Opening the Black-Box: Symbolic Regression with Kolmogorov-Arnold Networks for Energy Applications
Nataly R. Panczyk, Omer F. Erdem, Majdi I. Radaideh
TL;DR
This work addresses the need for interpretable and explainable AI in safety-critical energy applications by evaluating Kolmogorov Arnold Networks (KAN) against traditional Feedforward Neural Networks (FNN) across eight nuclear-energy datasets. It combines a theoretical justification for KANs with a practical benchmarking pipeline that includes symbolic equation conversion and Kernel SHAP-based explainability. The study finds that KANs can match or exceed FNN performance when the output space is constrained, while providing perfectly interpretable symbolic models and physics-consistent feature relationships that SHAP can corroborate.
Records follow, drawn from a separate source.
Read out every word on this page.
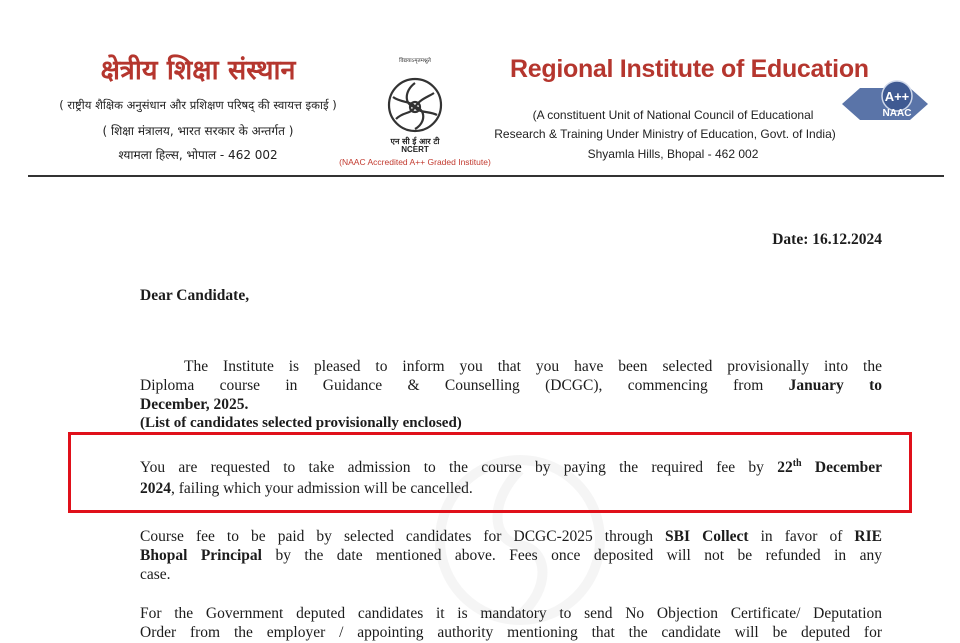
क्षेत्रीय शिक्षा संस्थान
( राष्ट्रीय शैक्षिक अनुसंधान और प्रशिक्षण परिषद् की स्वायत्त इकाई )
( शिक्षा मंत्रालय, भारत सरकार के अन्तर्गत )
श्यामला हिल्स, भोपाल - 462 002
विद्ययाऽमृतमश्नुते
एन सी ई आर टी
NCERT
(NAAC Accredited A++ Graded Institute)
Regional Institute of Education
(A constituent Unit of National Council of Educational
Research & Training Under Ministry of Education, Govt. of India)
Shyamla Hills, Bhopal - 462 002
A++
NAAC
Date: 16.12.2024
Dear Candidate,
The Institute is pleased to inform you that you have been selected provisionally into the
Diploma course in Guidance & Counselling (DCGC), commencing from January to
December, 2025.
(List of candidates selected provisionally enclosed)
You are requested to take admission to the course by paying the required fee by 22th December
2024, failing which your admission will be cancelled.
Course fee to be paid by selected candidates for DCGC-2025 through SBI Collect in favor of RIE
Bhopal Principal by the date mentioned above. Fees once deposited will not be refunded in any
case.
For the Government deputed candidates it is mandatory to send No Objection Certificate/ Deputation
Order from the employer / appointing authority mentioning that the candidate will be deputed for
This suggests KANs as a viable, more transparent alternative for high-stakes engineering problems, with implications for regulatory trust and real-time decision support; future work will expand to uncertainty quantification and broader domains.
Abstract
While most modern machine learning methods offer speed and accuracy, few promise interpretability or explainability -- two key features necessary for highly sensitive industries, like medicine, finance, and engineering. Using eight datasets representative of one especially sensitive industry, nuclear power, this work compares a traditional feedforward neural network (FNN) to a Kolmogorov-Arnold Network (KAN). We consider not only model performance and accuracy, but also interpretability through model architecture and explainability through a post-hoc SHAP analysis. In terms of accuracy, we find KANs and FNNs comparable across all datasets, when output dimensionality is limited. KANs, which transform into symbolic equations after training, yield perfectly interpretable models while FNNs remain black-boxes. Finally, using the post-hoc explainability results from Kernel SHAP, we find that KANs learn real, physical relations from experimental data, while FNNs simply produce statistically accurate results. Overall, this analysis finds KANs a promising alternative to traditional machine learning methods, particularly in applications requiring both accuracy and comprehensibility.